Der Heilige Franz von Sales, vor vierhundert Jahren am 28. Dezember 1622 in Annecy, seinem Exil als Fürstbischof des indessen calvinistischen Genf, gestorben, veröffentlichte in diesem Sinne 1609 „Philothea oder Anleitung zum frommen Leben“, ein Buch, das in viele Sprachen übersetzt, dazu verhelfen will, Weltklugheit und Frömmigkeit miteinander im Gleichgewicht zu halten. Alle Übertreibungen schaden, auch in der Frömmigkeit, denn sie führen zur Unordnung, die das immer schwierige Zusammenleben verwirrt. Es gibt nicht einen und für alle gleich gültigen Weg, sich in der stets veränderlichen Welt zurechtzufinden. Ein Edelmann hat andere Verpflichtungen als ein Handwerker, eine Witwe wiederum andere als ein Bauer, ein Bischof kann sich nicht wie ein Mönch verhalten, kurzum alle Übungen der Tugend und der Frömmigkeit müssen den Kräften und den Aufgaben jedes Einzelnen an dem Ort entsprechen, auf den er gestellt ist, um zur allgemeinen Ordnung das Seine beizutragen.

Franz von Sales, 1567 geboren, sollte sich seinem Stande gemäß zum Juristen ausbilden, um sich alle möglichen Laufbahnen zu eröffnen im Rechtswesen, in der Verwaltung oder Diplomatie. Er hatte in Paris und Padua studiert und schloß sein Studium 1591 mit der Promotion ab. Während dieser Jahre machte er sich aber auch vertraut mit den vornehmen Lebensformen, deren Zweck es ist, Würde mit Anmut zu vereinen. Seine gefällige Lebensart bewahrte ihn davor, die Wissenschaften zu überschätzen und ein gelehrter Pedant zu werden.

Zum adligen Auftreten gehörte es mittlerweile, sich auch in der jeweiligen Volkssprache gewandt ausdrücken zu können. Der spätere Heilige Franz von Sales schrieb und sprach in der Umgangssprache der großen Welt. Er ist einer der klassischen Schriftsteller Frankreichs geworden. Alles Klassische ist einfach und deshalb besonders schwierig, weil nichts mehr an die unvermeidlichen Mühen und den raffinierten Kunstverstand erinnern durfte. Deshalb konnte Philothea auch von all denen mit Gewinn gelesen werden, die nicht in Salons verkehrten.
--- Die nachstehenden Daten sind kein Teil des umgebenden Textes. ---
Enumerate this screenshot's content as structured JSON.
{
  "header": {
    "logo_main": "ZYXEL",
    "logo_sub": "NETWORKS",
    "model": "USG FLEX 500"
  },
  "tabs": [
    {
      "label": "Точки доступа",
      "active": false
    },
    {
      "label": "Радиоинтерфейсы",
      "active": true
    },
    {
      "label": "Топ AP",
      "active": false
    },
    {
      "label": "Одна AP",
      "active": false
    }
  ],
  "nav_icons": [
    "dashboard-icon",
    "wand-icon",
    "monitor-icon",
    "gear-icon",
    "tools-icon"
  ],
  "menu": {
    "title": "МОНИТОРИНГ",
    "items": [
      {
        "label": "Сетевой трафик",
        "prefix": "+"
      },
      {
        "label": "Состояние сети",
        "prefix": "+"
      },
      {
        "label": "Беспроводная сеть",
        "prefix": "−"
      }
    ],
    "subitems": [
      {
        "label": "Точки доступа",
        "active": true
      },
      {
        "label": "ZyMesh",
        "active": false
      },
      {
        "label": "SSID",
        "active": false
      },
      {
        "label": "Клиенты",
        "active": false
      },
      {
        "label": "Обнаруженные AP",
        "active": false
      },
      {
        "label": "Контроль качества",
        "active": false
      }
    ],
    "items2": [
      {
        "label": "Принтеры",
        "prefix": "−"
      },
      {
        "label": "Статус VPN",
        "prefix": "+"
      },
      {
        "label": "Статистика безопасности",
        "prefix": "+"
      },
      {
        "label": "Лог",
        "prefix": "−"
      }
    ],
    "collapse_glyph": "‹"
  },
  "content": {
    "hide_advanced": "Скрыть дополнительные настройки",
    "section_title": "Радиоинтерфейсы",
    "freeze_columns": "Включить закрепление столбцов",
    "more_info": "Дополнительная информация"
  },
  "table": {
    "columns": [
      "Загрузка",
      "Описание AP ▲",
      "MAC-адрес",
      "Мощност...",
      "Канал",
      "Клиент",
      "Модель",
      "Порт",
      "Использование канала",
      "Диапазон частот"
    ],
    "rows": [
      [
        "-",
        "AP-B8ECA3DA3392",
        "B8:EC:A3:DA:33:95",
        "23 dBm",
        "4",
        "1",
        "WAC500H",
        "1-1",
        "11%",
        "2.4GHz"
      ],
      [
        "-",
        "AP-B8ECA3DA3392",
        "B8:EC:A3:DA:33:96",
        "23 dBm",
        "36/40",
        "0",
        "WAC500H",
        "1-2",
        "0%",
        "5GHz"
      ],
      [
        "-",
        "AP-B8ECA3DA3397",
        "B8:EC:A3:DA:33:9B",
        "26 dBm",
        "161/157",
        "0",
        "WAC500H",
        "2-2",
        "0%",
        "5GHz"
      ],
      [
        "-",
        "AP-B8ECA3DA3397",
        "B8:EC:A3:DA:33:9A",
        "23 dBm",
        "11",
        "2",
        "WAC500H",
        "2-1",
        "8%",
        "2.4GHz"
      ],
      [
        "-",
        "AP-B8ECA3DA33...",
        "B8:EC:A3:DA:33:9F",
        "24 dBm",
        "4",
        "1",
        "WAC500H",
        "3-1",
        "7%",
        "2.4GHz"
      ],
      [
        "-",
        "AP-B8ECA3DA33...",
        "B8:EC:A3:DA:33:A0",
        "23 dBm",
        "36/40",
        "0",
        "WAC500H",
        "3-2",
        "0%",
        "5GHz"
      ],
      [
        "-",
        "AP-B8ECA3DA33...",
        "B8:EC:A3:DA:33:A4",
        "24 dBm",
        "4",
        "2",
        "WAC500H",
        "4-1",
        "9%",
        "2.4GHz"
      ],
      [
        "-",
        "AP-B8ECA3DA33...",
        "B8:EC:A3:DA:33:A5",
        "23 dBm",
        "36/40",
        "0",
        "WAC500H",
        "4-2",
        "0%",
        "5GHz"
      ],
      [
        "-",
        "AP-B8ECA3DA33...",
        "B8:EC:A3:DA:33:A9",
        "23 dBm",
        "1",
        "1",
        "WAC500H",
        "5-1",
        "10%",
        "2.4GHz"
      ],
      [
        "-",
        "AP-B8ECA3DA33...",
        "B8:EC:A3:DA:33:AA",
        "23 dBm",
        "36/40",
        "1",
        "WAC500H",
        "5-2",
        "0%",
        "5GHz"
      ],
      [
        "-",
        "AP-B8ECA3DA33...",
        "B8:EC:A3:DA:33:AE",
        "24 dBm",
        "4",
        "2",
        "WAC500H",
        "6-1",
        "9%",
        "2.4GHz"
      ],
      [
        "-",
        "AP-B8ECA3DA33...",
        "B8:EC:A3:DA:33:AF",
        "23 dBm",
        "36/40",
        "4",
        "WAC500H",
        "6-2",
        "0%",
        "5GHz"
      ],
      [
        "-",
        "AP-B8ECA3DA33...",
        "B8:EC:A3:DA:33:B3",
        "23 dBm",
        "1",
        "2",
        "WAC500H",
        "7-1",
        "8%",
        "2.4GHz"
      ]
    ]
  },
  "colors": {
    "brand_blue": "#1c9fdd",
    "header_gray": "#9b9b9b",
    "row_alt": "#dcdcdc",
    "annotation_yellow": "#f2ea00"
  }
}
Sie empfingen geistlichen Rat und schulten zugleich ihren Geschmack. 

Als sich Franz von Sales nach der Promotion dazu entschloß, Priester zu werden, versagte er sich nicht der Welt. Auch als geistlicher Herr blieb er ein großer Herr und bezauberte mit seiner Liebenswürdigkeit die schlichten Gläubigen wie die theologisch und literarisch kenntnisreichen Damen und Kavaliere in ihren feinsinnigen Kreisen. Gute Manieren hielt er für die Voraussetzung einer aufrichtigen Frömmigkeit. Gott durfte bei aller Liebe zu jedem einzelnen erwarten, daß jeder, der sich ihm zuwandte, nicht den Respekt vor seiner Majestät verletzte. Formlosigkeit bringt die wünschenswerte Ordnung durcheinander und verhindert den Aufstieg aus den Unzulänglichkeiten des allzu Menschlichen und Irdischen zur Freiheit in Gott. Das äußere Tun soll aus dem inneren Leben hervorgehen, und das innere Leben durch das äußere Tun genährt und gefördert werden. Es geht um den ganzen Menschen, der von Gott gerufen wird und der sich zu ihm auf den Weg machen soll. Jeder, der von seinem Herrscher an den Hof bestellt wird, muß bestimmte Zeremonien und Ehrbezeugungen einhalten, und sich damit des Rufes als würdig erweisen, der an ihn erging. Er wird dabei jede Arroganz und Künstelei vermeiden, sondern sich aus Klugheit in Zurückhaltung üben unter der Führung durch Ehrbarkeit und Anstand, die aufgrund der göttlichen Liebe unsere Unvollkommenheiten mildern. 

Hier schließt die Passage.